You mentioned "CASE 3: RS is able to catchup with Qsort", which
doesn't make much sense to me. The only way I think that is possible
is by making the increased work_mem sufficient to have much longer
runs, because there is in fact somewhat of a correlation in the data,
and an increased work_mem makes the critical difference, allowing
perhaps one long run to be used -- there is now enough memory to
"juggle" tuples without ever needing to start a new run. But, how
could that be? You said case 3 was totally random data, so I'd only
expect incremental improvement. It could also be some weird effect
from polyphase merge. A discontinuity.

I also don't understand why the patch ("Qsort") can be so much slower
between case 1 and case 3 on 3.5GB+ sizes, but not the 1.7GB size.
Even leaving aside the differences between "RS" and "Qsort", it makes
no sense to me that *both* are faster with random data ("CASE 3") than
with presorted data ("CASE 1").

Another weird thing is that the traditional best case for replacement
selection ("RS") is a strong correlation, and a traditional worst case
is an inverse correlation, where run size is bound strictly by memory.
But you show just the opposite here -- the inverse correlation is
faster with RS in the 1.7 GB data case. So, I have no idea what's
going on here, and find it all very confusing.

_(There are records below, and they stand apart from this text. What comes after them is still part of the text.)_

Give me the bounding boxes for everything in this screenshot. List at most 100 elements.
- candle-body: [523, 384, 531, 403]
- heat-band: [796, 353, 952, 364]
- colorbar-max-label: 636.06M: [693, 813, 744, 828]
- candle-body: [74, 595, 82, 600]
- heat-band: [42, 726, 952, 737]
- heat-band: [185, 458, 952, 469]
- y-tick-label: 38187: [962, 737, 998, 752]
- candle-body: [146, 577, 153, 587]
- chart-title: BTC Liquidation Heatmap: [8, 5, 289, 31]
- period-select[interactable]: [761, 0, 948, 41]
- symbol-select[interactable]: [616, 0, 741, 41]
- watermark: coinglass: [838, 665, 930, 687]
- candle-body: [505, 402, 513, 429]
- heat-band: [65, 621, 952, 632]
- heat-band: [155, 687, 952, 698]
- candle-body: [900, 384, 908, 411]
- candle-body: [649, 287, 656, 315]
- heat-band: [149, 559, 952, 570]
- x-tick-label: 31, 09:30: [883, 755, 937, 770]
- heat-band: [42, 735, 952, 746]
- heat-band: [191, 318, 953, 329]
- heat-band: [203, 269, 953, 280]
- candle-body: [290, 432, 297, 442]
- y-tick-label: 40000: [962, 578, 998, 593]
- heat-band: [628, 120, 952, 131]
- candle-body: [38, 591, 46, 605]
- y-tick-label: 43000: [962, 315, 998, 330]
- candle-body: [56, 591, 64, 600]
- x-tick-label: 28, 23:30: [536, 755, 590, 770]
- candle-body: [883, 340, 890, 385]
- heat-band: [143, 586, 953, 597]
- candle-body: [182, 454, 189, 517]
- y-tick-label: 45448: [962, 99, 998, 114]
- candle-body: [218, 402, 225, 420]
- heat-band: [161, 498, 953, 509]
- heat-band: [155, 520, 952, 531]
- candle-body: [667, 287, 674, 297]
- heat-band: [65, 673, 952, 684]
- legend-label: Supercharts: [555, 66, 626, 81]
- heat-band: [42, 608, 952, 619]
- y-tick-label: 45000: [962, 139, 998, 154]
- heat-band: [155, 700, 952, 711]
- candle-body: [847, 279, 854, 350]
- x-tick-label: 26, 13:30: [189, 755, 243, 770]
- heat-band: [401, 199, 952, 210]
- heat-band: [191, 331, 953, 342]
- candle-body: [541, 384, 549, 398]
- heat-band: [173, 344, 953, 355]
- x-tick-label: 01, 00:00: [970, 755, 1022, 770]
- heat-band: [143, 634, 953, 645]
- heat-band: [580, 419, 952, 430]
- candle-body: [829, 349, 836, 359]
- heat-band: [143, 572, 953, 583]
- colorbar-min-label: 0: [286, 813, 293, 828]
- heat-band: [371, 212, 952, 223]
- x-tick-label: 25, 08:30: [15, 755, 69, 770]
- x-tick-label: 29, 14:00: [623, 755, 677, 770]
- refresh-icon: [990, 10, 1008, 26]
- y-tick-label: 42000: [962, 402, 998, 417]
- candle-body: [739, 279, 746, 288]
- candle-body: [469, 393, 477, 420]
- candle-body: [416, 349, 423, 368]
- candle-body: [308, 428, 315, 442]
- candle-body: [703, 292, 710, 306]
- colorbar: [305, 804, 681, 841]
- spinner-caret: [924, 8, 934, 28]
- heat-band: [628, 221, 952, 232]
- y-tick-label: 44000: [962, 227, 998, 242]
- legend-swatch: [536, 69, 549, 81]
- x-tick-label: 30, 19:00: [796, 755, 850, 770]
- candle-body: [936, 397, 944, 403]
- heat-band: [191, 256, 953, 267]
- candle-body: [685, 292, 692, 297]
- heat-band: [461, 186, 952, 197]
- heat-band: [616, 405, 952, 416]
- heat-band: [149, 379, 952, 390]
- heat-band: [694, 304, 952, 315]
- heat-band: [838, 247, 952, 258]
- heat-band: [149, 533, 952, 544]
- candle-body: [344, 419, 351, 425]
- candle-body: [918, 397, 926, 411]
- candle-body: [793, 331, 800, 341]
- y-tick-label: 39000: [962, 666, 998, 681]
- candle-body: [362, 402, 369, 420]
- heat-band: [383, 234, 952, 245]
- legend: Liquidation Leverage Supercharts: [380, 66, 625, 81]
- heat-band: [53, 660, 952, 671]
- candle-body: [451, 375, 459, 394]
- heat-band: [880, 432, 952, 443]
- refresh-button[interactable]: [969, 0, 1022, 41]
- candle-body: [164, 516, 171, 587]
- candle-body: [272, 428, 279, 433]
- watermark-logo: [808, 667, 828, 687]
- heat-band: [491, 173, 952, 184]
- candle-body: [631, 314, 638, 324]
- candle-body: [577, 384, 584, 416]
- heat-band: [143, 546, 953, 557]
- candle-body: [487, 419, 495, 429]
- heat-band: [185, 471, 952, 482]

In order for these numbers to be useful, they need more detail --
"trace_sort" output. There are enough confounding factors in general,
and especially here, that not having that information makes raw
numbers very difficult to interpret.

> I think for long keys both old (RS) and new (Qsort) sort method has its own characteristics
> based on data distribution. I think work_mem is the key If properly set new method(Qsort) will
> be able to fit most of the cases. If work_mem is not tuned right it, there are cases it can regress.

work_mem is impossible to tune right with replacement selection.
That's a key advantage of the proposed new approach.